Here’s a small experiment you can do:
1) Look in your purse or wallet for dollar bills of any denomination, the more bills the better. Look for the date printed on it, usually near the base of the portrait to the left or right. What is the oldest bill you have?
2) Now gather up your small change, whatever coins you happen to have at the time. Look at the dates on those, too. What is the oldest coin you have?
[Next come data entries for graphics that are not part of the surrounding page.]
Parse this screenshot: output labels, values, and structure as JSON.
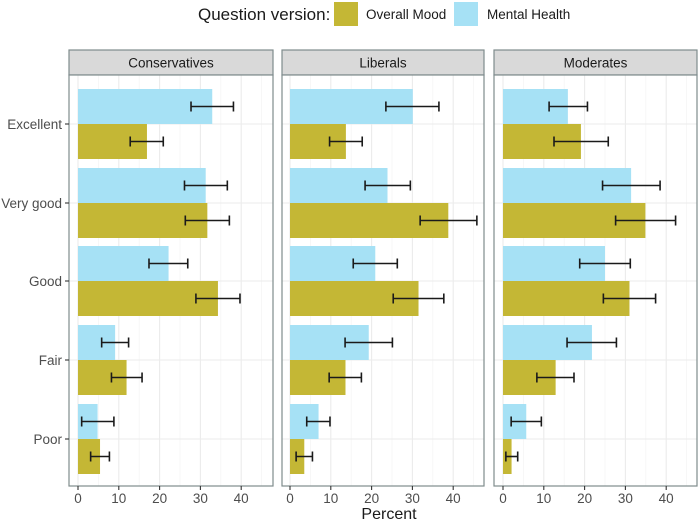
{
  "chart_data": {
    "type": "bar",
    "orientation": "horizontal",
    "title": "",
    "xlabel": "Percent",
    "ylabel": "",
    "xlim": [
      0,
      47.5
    ],
    "x_ticks": [
      0,
      10,
      20,
      30,
      40
    ],
    "x_tick_labels": [
      "0",
      "10",
      "20",
      "30",
      "40"
    ],
    "grid": true,
    "legend": {
      "title": "Question version:",
      "placement": "top",
      "entries": [
        {
          "name": "Overall Mood",
          "color": "#C4B735"
        },
        {
          "name": "Mental Health",
          "color": "#A6E1F5"
        }
      ]
    },
    "categories": [
      "Excellent",
      "Very good",
      "Good",
      "Fair",
      "Poor"
    ],
    "error_bars": true,
    "panels": [
      {
        "name": "Conservatives",
        "series": [
          {
            "name": "Mental Health",
            "values": [
              32.9,
              31.3,
              22.2,
              9.1,
              4.8
            ],
            "ci_low": [
              27.7,
              26.1,
              17.4,
              5.8,
              0.9
            ],
            "ci_high": [
              38.1,
              36.6,
              26.9,
              12.4,
              8.8
            ]
          },
          {
            "name": "Overall Mood",
            "values": [
              16.9,
              31.7,
              34.3,
              11.9,
              5.4
            ],
            "ci_low": [
              12.8,
              26.3,
              28.9,
              8.2,
              3.1
            ],
            "ci_high": [
              20.9,
              37.1,
              39.7,
              15.7,
              7.7
            ]
          }
        ]
      },
      {
        "name": "Liberals",
        "series": [
          {
            "name": "Mental Health",
            "values": [
              30.1,
              23.9,
              20.9,
              19.3,
              7.0
            ],
            "ci_low": [
              23.5,
              18.4,
              15.5,
              13.5,
              4.1
            ],
            "ci_high": [
              36.5,
              29.5,
              26.3,
              25.1,
              9.8
            ]
          },
          {
            "name": "Overall Mood",
            "values": [
              13.7,
              38.8,
              31.5,
              13.6,
              3.5
            ],
            "ci_low": [
              9.7,
              31.9,
              25.3,
              9.6,
              1.5
            ],
            "ci_high": [
              17.7,
              45.8,
              37.7,
              17.5,
              5.5
            ]
          }
        ]
      },
      {
        "name": "Moderates",
        "series": [
          {
            "name": "Mental Health",
            "values": [
              15.9,
              31.4,
              25.0,
              21.8,
              5.7
            ],
            "ci_low": [
              11.3,
              24.4,
              18.8,
              15.7,
              2.0
            ],
            "ci_high": [
              20.7,
              38.5,
              31.2,
              27.8,
              9.4
            ]
          },
          {
            "name": "Overall Mood",
            "values": [
              19.1,
              34.9,
              31.0,
              12.9,
              2.1
            ],
            "ci_low": [
              12.5,
              27.6,
              24.6,
              8.3,
              0.7
            ],
            "ci_high": [
              25.8,
              42.3,
              37.4,
              17.4,
              3.6
            ]
          }
        ]
      }
    ]
  },
  "colors": {
    "strip_bg": "#D9D9D9",
    "panel_border": "#7F8C8D",
    "grid_major": "#EBEBEB",
    "grid_minor": "#F5F5F5",
    "error_bar": "#1A1A1A"
  }
}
In most cases, the oldest bill is about five years old, but the oldest coin is easily 20-25 years old. Clearly, coins remain in circulation far longer than a bill can survive, meaning the coin currency gives many more years in service than paper money. So if coins are more cost-effective than bills, why does the federal government waste its time printing $1 bills? Dollar coins last far longer, and they have already made the castings for them! If the Sacajawea (or any other dollar coin) replaced the dollar bill, the Treasury would have to make far fewer of them every year. This would create a savings for the government, and thus help lower the operating cost. Think of what the money currently wasted on replacing dollar bills could be used for: paying down the national debt, reducing the annual budget deficits, increased funding for education and social programs, funding for homeland security, or simply lowering taxes!
But Ryan, aren’t coins easier to counterfeit than bills?
Let’s be honest here: why would any counterfeiter bother with the $1 bill or coin? The gains of making counterfeit $1 coins wouldn’t make up for the cost of making them. The time would be better spent on the $10, $20, or $50 bills, which are indeed relatively secured against counterfeiting. After all, if it were cost effective to counterfeit $1 coins, counterfeiters would be making fake Susan B.’s and Sacajaweas. They already have $1 coins to forge, and the Treasury must not be too concerned with a flood of illegitimate $1 coins. So the idea that $1 bills still exist for security reasons is bunk.
Besides, wouldn’t vending machines and toll booths benefit from common dollar coins? Wouldn’t you rather add a few coins than feed a crinkled dollar bill into the soda machine scanner? Imagine, there would be fewer people in line at the train or bus station waiting on slow machines to dispense tickets. Bill readers wouldn’t jam as often, or reject *all* your bills. And for deciding by random chance, it gives you a more majestic coin to flip.
Is it just me, or did the U.S. Mint pitch the Sacajawea dollar coin as the replacement to the dollar bill? It appears that the new coin has simply replaced the Susan B. (which was a terrible design being as similar as it is to the quarter), and I am gravely disappointed. I was looking forward to a new era of dollar coins, and so far I only get them at the post office and LIRR ticket booths. Hopefully the government will wise up and make the $1 coin standard.
After all, isn’t $1 treated like pocket change already?